The fathomless, unpredictable, and ever-changing nature of markets never ceases to amaze me, and I’ve attempted to systematize it for the better part of each day over the past 40 years. For example:

A Complete Opposite. It is well known that when the Federal Open Market Committee meets the market goes up from the open about 80% of the time. Thus, guaranteed to happen, today the largest move ever below open, down eight S&P points at 1417.30 at noon, hovering down six from the open right before the “no change” announcement.

Quietly in the dark. The VIX stealthily set a three-month high on Dec. 7 at 12.67, but in a just three trading days it’s back down to 10.65 — a 12-day low, and a mere 0.77 above its 12-year low of 9.90 set on Nov. 20, 2006. I am reminded of my efforts to predict the market with a ratio of Amex volume to NYSE volume, with a level above 30% highly bearish, or odd-lot sales to total sales above 5%. Both ratios have averaged about 1/10th as much the old triggers, and have not been exceeded in 30 years or so. At least it didn’t keep me out of the market the way it did the Father of Fundamental Analysis, the prurient Benjamin Graham, who got out of the market in the early 1950s at Dow 400 because it seemed too high to him compared to the trigger level of DJIA 100 that bankrupted him in the 1930s.

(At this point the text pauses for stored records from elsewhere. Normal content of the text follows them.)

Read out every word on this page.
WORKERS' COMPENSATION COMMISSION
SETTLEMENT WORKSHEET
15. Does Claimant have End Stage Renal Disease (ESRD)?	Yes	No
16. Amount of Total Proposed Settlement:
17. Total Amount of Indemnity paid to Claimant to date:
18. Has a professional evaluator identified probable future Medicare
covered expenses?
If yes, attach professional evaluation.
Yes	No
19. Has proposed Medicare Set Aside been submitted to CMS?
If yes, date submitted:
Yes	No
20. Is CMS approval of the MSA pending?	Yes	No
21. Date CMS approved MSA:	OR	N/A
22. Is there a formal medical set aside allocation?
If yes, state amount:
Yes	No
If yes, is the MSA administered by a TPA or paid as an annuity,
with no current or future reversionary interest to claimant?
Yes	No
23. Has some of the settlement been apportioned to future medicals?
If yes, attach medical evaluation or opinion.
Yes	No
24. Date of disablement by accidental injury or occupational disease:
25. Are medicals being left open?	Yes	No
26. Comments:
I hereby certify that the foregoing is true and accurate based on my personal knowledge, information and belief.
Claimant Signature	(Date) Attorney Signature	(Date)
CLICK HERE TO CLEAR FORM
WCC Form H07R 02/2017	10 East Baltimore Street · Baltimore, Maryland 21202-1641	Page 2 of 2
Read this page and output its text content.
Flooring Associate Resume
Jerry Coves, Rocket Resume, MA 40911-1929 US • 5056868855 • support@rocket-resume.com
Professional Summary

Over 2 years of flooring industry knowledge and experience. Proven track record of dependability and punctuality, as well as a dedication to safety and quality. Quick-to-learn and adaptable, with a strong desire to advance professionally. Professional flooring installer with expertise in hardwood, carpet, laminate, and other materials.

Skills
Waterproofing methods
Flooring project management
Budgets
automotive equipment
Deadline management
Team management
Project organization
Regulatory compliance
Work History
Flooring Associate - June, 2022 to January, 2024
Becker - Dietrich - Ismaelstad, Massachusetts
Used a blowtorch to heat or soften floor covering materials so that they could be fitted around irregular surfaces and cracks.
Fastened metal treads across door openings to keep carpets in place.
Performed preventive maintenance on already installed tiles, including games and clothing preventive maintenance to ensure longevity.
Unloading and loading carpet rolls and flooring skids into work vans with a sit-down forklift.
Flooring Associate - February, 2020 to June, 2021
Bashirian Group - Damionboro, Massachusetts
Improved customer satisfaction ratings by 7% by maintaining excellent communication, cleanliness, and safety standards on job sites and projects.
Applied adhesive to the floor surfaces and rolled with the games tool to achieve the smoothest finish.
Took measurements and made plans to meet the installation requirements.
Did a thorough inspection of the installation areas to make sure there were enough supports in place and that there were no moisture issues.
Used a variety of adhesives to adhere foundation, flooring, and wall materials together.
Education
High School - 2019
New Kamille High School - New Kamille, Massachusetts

The Round Number Game and Other Consiliences. The Nasdaq and the bunds are playing the round number game at 118.00, the former having moved above and below during on five separate days out of the last ten and the latter having moved above and below each of the last two days.

A Change of the Rear Guard. The Saudi Arabian market is the worst performer of the year, with the Tadawul down some 53% at 7837, but United Arab Emirates and Qatar are now down just 40 to 45%. The question that immediately springs to mind is how I avoided buying these markets that looked so oversold? The real answer is that I have learned that the cobbler should stick to his last. Helpful to me in that regard has been the remark of George Pollard, captain of the Essex when that ship was destroyed by a whale, after he ran his next ship aground on an iceberg. He remarked that he could be forgiven for the first disaster but after a second disaster he could be considered a hoodoo. Also helpful to me have been the many letters I received in the spring of this year, predicting and hoping for a repeat of my 1997 disaster.